Né à Lomé, Claude Grunitzky a étudié à Washington puis à Paris. Il en garde des souvenirs marquants. « C’est en France que j’ai réalisé que j’étais différent. Je ressentais constamment, à cette époque, la méfiance de la part de mes camarades de classe ».
Après une année à l’Institut d’études politiques (IEP) de Paris, il part à 20 ans au Royaume-Uni où il étudie la finance au Birkbeck College de l’université de Londres. Il commence alors une carrière de journaliste en tant que pigiste du quotidien britannique The Guardian et intègre en 1994 le magazine Dazed & Confused. Au sein du magazine londonien, il lance une revue mensuelle qui plaît outre-Atlantique. Il décide donc d’aller s’installer à New York en 1998 pour créer la version américaine du journal qu’il nomme « Trace » comme « trace ta route ». Son objectif : créer des contenus susceptibles de faire « sens » dans différents pays.
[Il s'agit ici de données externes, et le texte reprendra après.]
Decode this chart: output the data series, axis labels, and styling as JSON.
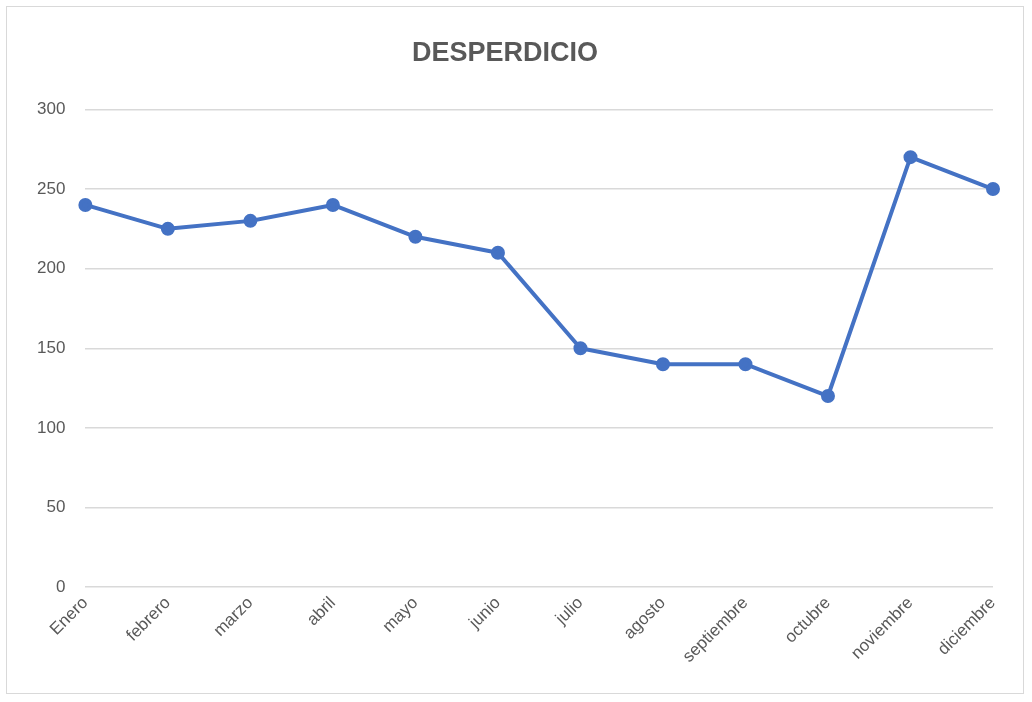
{
  "chart_data": {
    "type": "line",
    "title": "DESPERDICIO",
    "categories": [
      "Enero",
      "febrero",
      "marzo",
      "abril",
      "mayo",
      "junio",
      "julio",
      "agosto",
      "septiembre",
      "octubre",
      "noviembre",
      "diciembre"
    ],
    "series": [
      {
        "color": "#4472c4",
        "values": [
          240,
          225,
          230,
          240,
          220,
          210,
          150,
          140,
          140,
          120,
          270,
          250
        ]
      }
    ],
    "ylim": [
      0,
      300
    ],
    "yticks": [
      0,
      50,
      100,
      150,
      200,
      250,
      300
    ],
    "grid": "y",
    "legend": false,
    "marker": "circle",
    "line_style": "solid"
  }
}
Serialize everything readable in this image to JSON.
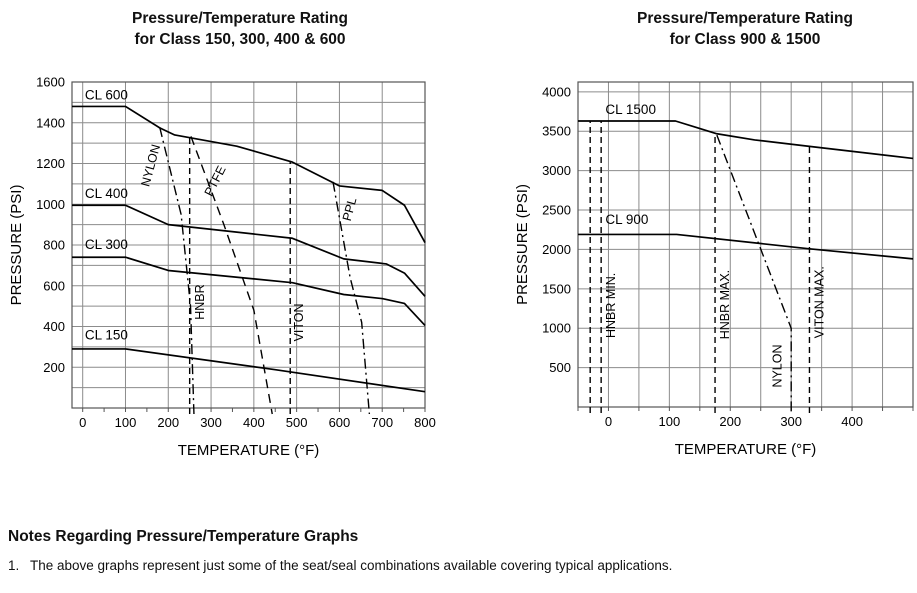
{
  "notes": {
    "heading": "Notes Regarding Pressure/Temperature Graphs",
    "items": [
      {
        "number": "1.",
        "text": "The above graphs represent just some of the seat/seal combinations available covering typical applications."
      }
    ]
  },
  "chart_data": [
    {
      "type": "line",
      "title": "Pressure/Temperature Rating for Class 150, 300, 400 & 600",
      "title_lines": [
        "Pressure/Temperature Rating",
        "for Class 150, 300, 400 & 600"
      ],
      "xlabel": "TEMPERATURE (°F)",
      "ylabel": "PRESSURE (PSI)",
      "xlim": [
        -25,
        800
      ],
      "ylim": [
        0,
        1600
      ],
      "x_grid_step": 100,
      "y_grid_step": 100,
      "x_minor_tick_step": 50,
      "x_tick_labels": [
        0,
        100,
        200,
        300,
        400,
        500,
        600,
        700,
        800
      ],
      "y_tick_labels": [
        200,
        400,
        600,
        800,
        1000,
        1200,
        1400,
        1600
      ],
      "grid": "on",
      "legend": "none",
      "grid_color": "#8c8c8c",
      "axis_color": "#555555",
      "line_color": "#000000",
      "series": [
        {
          "name": "CL 600",
          "points": [
            [
              -25,
              1480
            ],
            [
              100,
              1480
            ],
            [
              180,
              1375
            ],
            [
              215,
              1340
            ],
            [
              360,
              1285
            ],
            [
              490,
              1207
            ],
            [
              600,
              1090
            ],
            [
              700,
              1068
            ],
            [
              752,
              995
            ],
            [
              800,
              812
            ]
          ],
          "label": {
            "text": "CL 600",
            "x": 5,
            "y": 1515,
            "rotate": 0
          }
        },
        {
          "name": "CL 400",
          "points": [
            [
              -25,
              995
            ],
            [
              100,
              995
            ],
            [
              200,
              900
            ],
            [
              490,
              833
            ],
            [
              610,
              732
            ],
            [
              710,
              707
            ],
            [
              752,
              662
            ],
            [
              800,
              548
            ]
          ],
          "label": {
            "text": "CL 400",
            "x": 5,
            "y": 1030,
            "rotate": 0
          }
        },
        {
          "name": "CL 300",
          "points": [
            [
              -25,
              740
            ],
            [
              100,
              740
            ],
            [
              200,
              675
            ],
            [
              490,
              615
            ],
            [
              610,
              557
            ],
            [
              700,
              537
            ],
            [
              752,
              513
            ],
            [
              800,
              405
            ]
          ],
          "label": {
            "text": "CL 300",
            "x": 5,
            "y": 780,
            "rotate": 0
          }
        },
        {
          "name": "CL 150",
          "points": [
            [
              -25,
              290
            ],
            [
              100,
              290
            ],
            [
              450,
              188
            ],
            [
              800,
              80
            ]
          ],
          "label": {
            "text": "CL 150",
            "x": 5,
            "y": 336,
            "rotate": 0
          }
        }
      ],
      "limit_lines": [
        {
          "name": "NYLON",
          "dash": "dashdot",
          "polylines": [
            [
              [
                180,
                1378
              ],
              [
                230,
                950
              ],
              [
                252,
                500
              ],
              [
                260,
                0
              ]
            ]
          ],
          "label": {
            "text": "NYLON",
            "x": 168,
            "y": 1185,
            "rotate": -75
          }
        },
        {
          "name": "PTFE",
          "dash": "longdash",
          "polylines": [
            [
              [
                253,
                1333
              ],
              [
                330,
                900
              ],
              [
                400,
                480
              ],
              [
                443,
                0
              ]
            ]
          ],
          "label": {
            "text": "PTFE",
            "x": 318,
            "y": 1105,
            "rotate": -63
          }
        },
        {
          "name": "HNBR",
          "dash": "dash",
          "polylines": [
            [
              [
                250,
                0
              ],
              [
                250,
                1333
              ]
            ]
          ],
          "label": {
            "text": "HNBR",
            "x": 283,
            "y": 520,
            "rotate": -90
          }
        },
        {
          "name": "VITON",
          "dash": "dash",
          "polylines": [
            [
              [
                485,
                0
              ],
              [
                485,
                1207
              ]
            ]
          ],
          "label": {
            "text": "VITON",
            "x": 515,
            "y": 420,
            "rotate": -90
          }
        },
        {
          "name": "PPL",
          "dash": "dashdot",
          "polylines": [
            [
              [
                585,
                1110
              ],
              [
                625,
                640
              ],
              [
                652,
                420
              ],
              [
                670,
                0
              ]
            ]
          ],
          "label": {
            "text": "PPL",
            "x": 633,
            "y": 970,
            "rotate": -75
          }
        }
      ]
    },
    {
      "type": "line",
      "title": "Pressure/Temperature Rating for Class 900 & 1500",
      "title_lines": [
        "Pressure/Temperature Rating",
        "for Class 900 & 1500"
      ],
      "xlabel": "TEMPERATURE (°F)",
      "ylabel": "PRESSURE (PSI)",
      "xlim": [
        -50,
        500
      ],
      "ylim": [
        0,
        4125
      ],
      "x_grid_step": 50,
      "y_grid_step": 500,
      "x_minor_tick_step": 50,
      "x_tick_labels": [
        0,
        100,
        200,
        300,
        400
      ],
      "y_tick_labels": [
        500,
        1000,
        1500,
        2000,
        2500,
        3000,
        3500,
        4000
      ],
      "grid": "on",
      "legend": "none",
      "grid_color": "#8c8c8c",
      "axis_color": "#555555",
      "line_color": "#000000",
      "series": [
        {
          "name": "CL 1500",
          "points": [
            [
              -50,
              3630
            ],
            [
              110,
              3630
            ],
            [
              178,
              3468
            ],
            [
              240,
              3390
            ],
            [
              330,
              3308
            ],
            [
              500,
              3155
            ]
          ],
          "label": {
            "text": "CL 1500",
            "x": -5,
            "y": 3720,
            "rotate": 0
          }
        },
        {
          "name": "CL 900",
          "points": [
            [
              -50,
              2190
            ],
            [
              112,
              2190
            ],
            [
              330,
              2008
            ],
            [
              500,
              1880
            ]
          ],
          "label": {
            "text": "CL 900",
            "x": -5,
            "y": 2320,
            "rotate": 0
          }
        }
      ],
      "limit_lines": [
        {
          "name": "HNBR MIN.",
          "dash": "dash",
          "polylines": [
            [
              [
                -30,
                0
              ],
              [
                -30,
                3630
              ]
            ],
            [
              [
                -12,
                0
              ],
              [
                -12,
                3630
              ]
            ]
          ],
          "label": {
            "text": "HNBR MIN.",
            "x": 11,
            "y": 1290,
            "rotate": -90
          }
        },
        {
          "name": "HNBR MAX.",
          "dash": "dash",
          "polylines": [
            [
              [
                175,
                0
              ],
              [
                175,
                3470
              ]
            ]
          ],
          "label": {
            "text": "HNBR MAX.",
            "x": 198,
            "y": 1300,
            "rotate": -90
          }
        },
        {
          "name": "NYLON",
          "dash": "dashdot",
          "polylines": [
            [
              [
                178,
                3450
              ],
              [
                300,
                1000
              ],
              [
                300,
                0
              ]
            ]
          ],
          "label": {
            "text": "NYLON",
            "x": 284,
            "y": 520,
            "rotate": -90
          }
        },
        {
          "name": "VITON MAX.",
          "dash": "dash",
          "polylines": [
            [
              [
                330,
                0
              ],
              [
                330,
                3308
              ]
            ]
          ],
          "label": {
            "text": "VITON MAX.",
            "x": 353,
            "y": 1330,
            "rotate": -90
          }
        }
      ]
    }
  ]
}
Les débuts sont difficiles mais sa rencontre en septembre 2001 avec Richard Warner, vice-président de Goldmann Sachs, lui permettra de lever des fonds pour développer la marque et créer la chaîne de télévision. La culture est aussi une échappatoire pour le jeune entrepreneur. Issu de la famille de l’ancien président du Togo, Nicolas Grunitzky, Claude avoue sa lassitude des débats politiques permanents à la maison.
Au bout de quinze ans au groupe Trace, il revend la marque en 2010 et lance une nouvelle agence de communication qu’il nomme « True ». Celle-ci acquiert très vite une notoriété en créant des médias pour les gouvernements du monde entier qui veulent investir en Afrique.